15. Aurait-on mis une frange sur [un coin portant déjà] une frange, [la règle suivante est appliquée :] si l’intention était d’annuler la première [frange], on défait ou on coupe la première [frange], et cela est valide ; mais si l’intention était d’ajouter [une frange], même si l’on coupe l’une des deux, cela est invalide. En effet, en ajoutant [une frange], on invalide le tout ; et lorsque l’on défait ou que l’on coupe la [frange] en plus, [la mitsva] se trouve réalisée à partir de [franges déjà] faites, puisque leur confection initiale était invalide.

16. De même, si une personne met [des franges] à un [vêtement] de trois [coins], puis complète [le vêtement, qui compte alors] quatre [coins], et met [ensuite des franges] au quatrième [coin], cela est invalide, car il est dit (Deut. 22, 12) : « tu feras » [des franges], mais pas à partir [de franges] déjà existantes.

17. Il ne faut pas plier un vêtement en deux et y mettre des franges sur les quatre coins tel qu’il est plié, à moins qu’il ne soit entièrement cousu, fût-ce d’un seul côté.
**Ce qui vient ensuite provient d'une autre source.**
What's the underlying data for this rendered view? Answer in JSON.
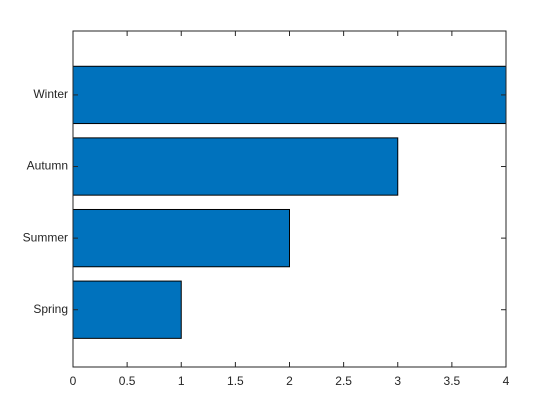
{
  "chart_data": {
    "type": "barh",
    "categories": [
      "Spring",
      "Summer",
      "Autumn",
      "Winter"
    ],
    "values": [
      1,
      2,
      3,
      4
    ],
    "color": "#0072bd",
    "xlim": [
      0,
      4
    ],
    "xticks": [
      0,
      0.5,
      1,
      1.5,
      2,
      2.5,
      3,
      3.5,
      4
    ]
  }
}
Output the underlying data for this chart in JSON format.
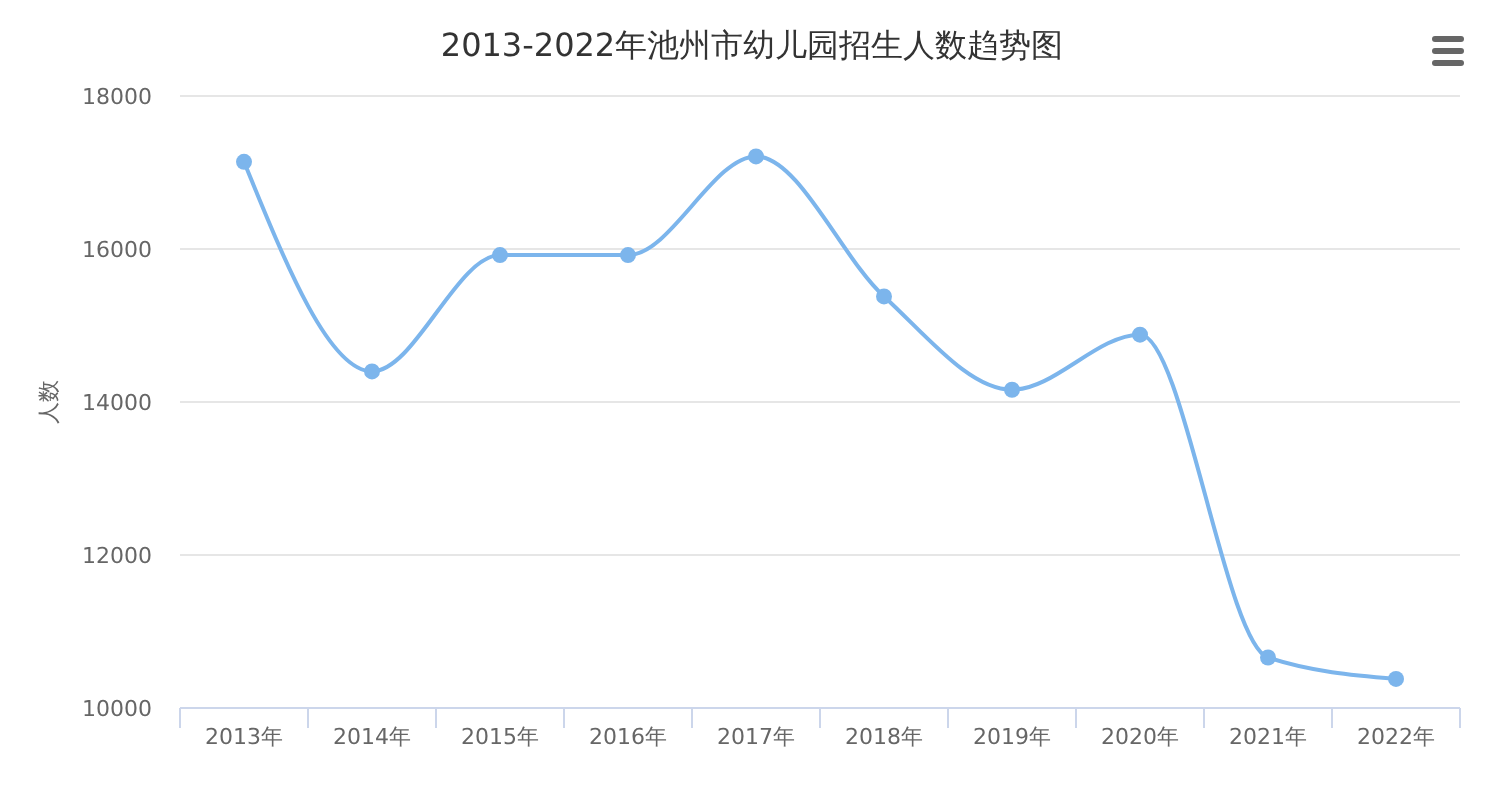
{
  "chart_data": {
    "type": "line",
    "title": "2013-2022年池州市幼儿园招生人数趋势图",
    "ylabel": "人数",
    "categories": [
      "2013年",
      "2014年",
      "2015年",
      "2016年",
      "2017年",
      "2018年",
      "2019年",
      "2020年",
      "2021年",
      "2022年"
    ],
    "series": [
      {
        "color": "#7cb5ec",
        "values": [
          17140,
          14400,
          15920,
          15920,
          17210,
          15380,
          14160,
          14880,
          10660,
          10380
        ]
      }
    ],
    "ylim": [
      10000,
      18000
    ],
    "yticks": [
      10000,
      12000,
      14000,
      16000,
      18000
    ],
    "grid": "y",
    "marker": "circle"
  }
}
18. Si un coin portant des franges se déchire à l’extérieur de [la surface de] trois doigts [sur trois du coin], il peut être recousu à sa place. [Si la déchirure est] à l’intérieur [la surface de] trois [doigts sur trois du coin], il ne doit pas être recousu. Si la partie du vêtement située entre [le trou où sont insérés] les fils des franges et le bord du tissu diminue [si bien que les fils ne trouvent à une distance inférieure à la phalange du pouce du bord du vêtement], même s’il ne reste qu’une quelconque [surface de] tissu [autour du trou], cela est valide. De même, si [la longueur] des fils des franges est réduite, même s’il n’en reste que [la longueur] suffisante pour [nouer] une boucle, cela est valide. Mais si ne serait-ce qu’un seul fil se rompt à sa base, cela est invalide.